Identifying and tracking extratropical cyclones is a complex process, particularly when one is also accouting for less easily discernable features such as frontal waves. The accuracy of the identifying and tracking algorithms used here compares very favourably with other published methods. Nevertheless there will be occasions when the behaviour of a cyclonic feature in one or more members, as represented in particular on feature track and plume diagrams in item 1 above, does not tally with a subjective interpretation of the input data (as represented in item 8). Sometimes there are errors, due to difficulties inherent in tracking. But equally what appears to be an error can sometimes be due to the eye perceiving an evolution that is not happening in reality. For example if the track of a feature is curtailed, it may be because of downstream development, where a low fills in situ, and another one develops downstream, such that for some short intermediate time span there are actually two centres in the model fields.

Erratic track behaviour can also arise in some situations where there is ambiguity regarding which of two subsequent features one initial feature evolves into. In such situations there may appear to be very large (even bimodal) spread in the feature tracking which will not just reflect a large EPS spread, but will rather reflect the tracking ambiguity.

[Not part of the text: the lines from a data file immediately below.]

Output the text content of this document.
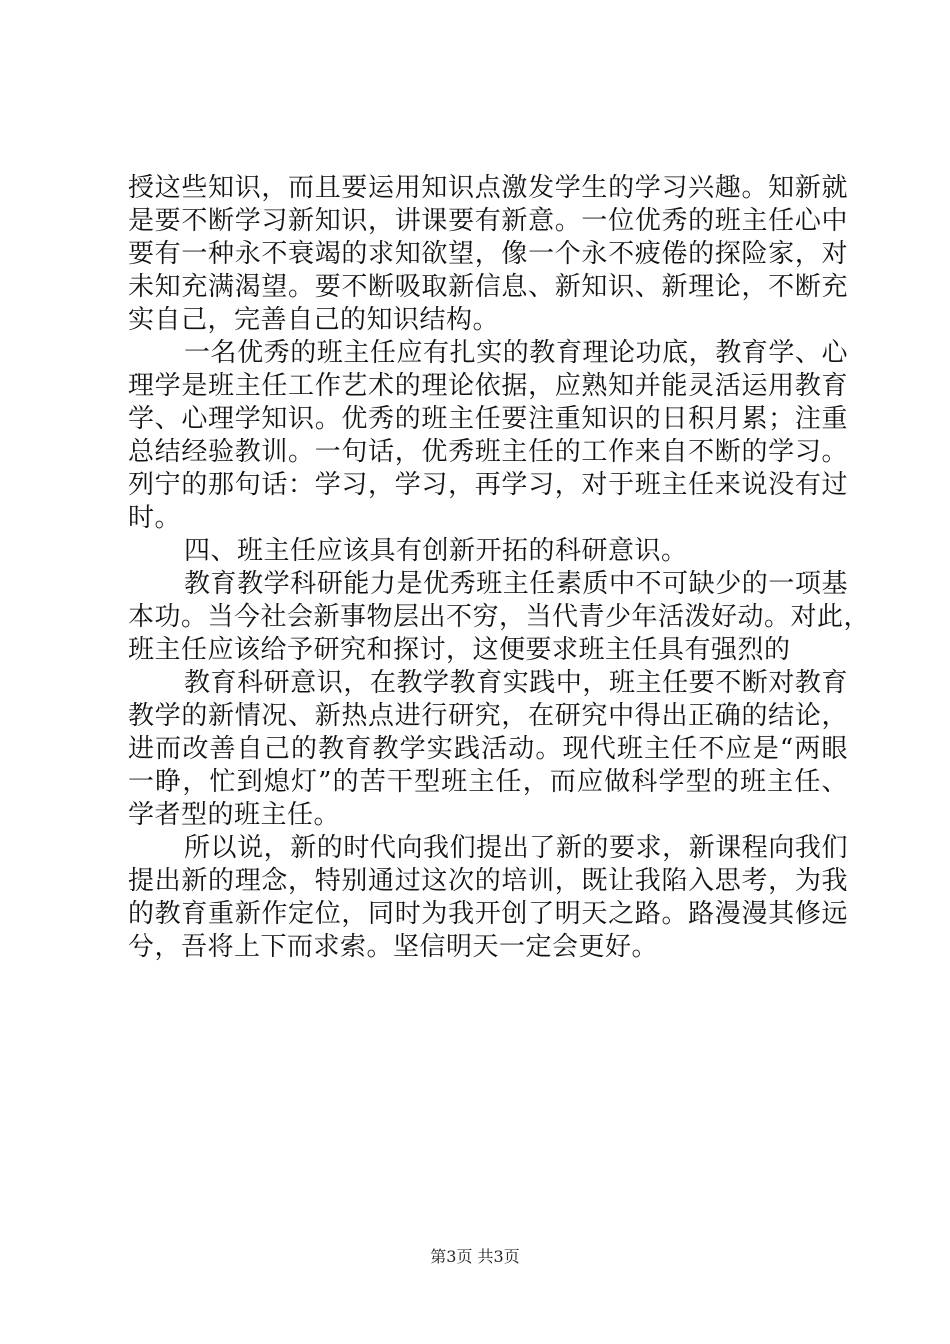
授这些知识，而且要运用知识点激发学生的学习兴趣。知新就
是要不断学习新知识，讲课要有新意。一位优秀的班主任心中
要有一种永不衰竭的求知欲望，像一个永不疲倦的探险家，对
未知充满渴望。要不断吸取新信息、新知识、新理论，不断充
实自己，完善自己的知识结构。
一名优秀的班主任应有扎实的教育理论功底，教育学、心
理学是班主任工作艺术的理论依据，应熟知并能灵活运用教育
学、心理学知识。优秀的班主任要注重知识的日积月累；注重
总结经验教训。一句话，优秀班主任的工作来自不断的学习。
列宁的那句话：学习，学习，再学习，对于班主任来说没有过
时。
四、班主任应该具有创新开拓的科研意识。
教育教学科研能力是优秀班主任素质中不可缺少的一项基
本功。当今社会新事物层出不穷，当代青少年活泼好动。对此，
班主任应该给予研究和探讨，这便要求班主任具有强烈的
教育科研意识，在教学教育实践中，班主任要不断对教育
教学的新情况、新热点进行研究，在研究中得出正确的结论，
进而改善自己的教育教学实践活动。现代班主任不应是“两眼
一睁，忙到熄灯”的苦干型班主任，而应做科学型的班主任、
学者型的班主任。
所以说，新的时代向我们提出了新的要求，新课程向我们
提出新的理念，特别通过这次的培训，既让我陷入思考，为我
的教育重新作定位，同时为我开创了明天之路。路漫漫其修远
兮，吾将上下而求索。坚信明天一定会更好。
第3页 共3页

When using the track and plume diagrams the user should generally follow the majority, and reject clear outliers. At the same time however they should be alert to the fact that in dynamically unstable situations what appears to be an extreme outlier, in terms of depth, track etc, may turn out to be correct. And the tracks should, as far as possible, be viewed alongside the synoptic evolution of a representative member (item 8) to ensure the correct interpretation is being made.

Note also that the strike probability maps (item 7) tend to give a visual impression that inherently foccuses on the majority view, so these should also be utilised at short leads, alongside the other products.

Further Reading

Hewson, T.D., 1997: Objective identification of frontal wave cyclones. Meteorol. Appl., 4, 311-315.

Hewson, T.D., 1998: Objective fronts. Meteorol. Appl., 5, 37-65.

Hewson, T.D., 2009: Diminutive frontal waves - A link between fronts and cyclones. J. Atmos. Sci., 66, 116-132.

Hewson, T.D., 2009: Tracking fronts and extra-tropical cyclones. ECMWF Newsletter, No. 121, 9-19.

Hewson, T.D. & H.A. Titley, 2010: Objective identification, typing and tracking of the complete life-cycles of cyclonic features at high spatial resolution. Meteorol. Appl., 17, 355-381.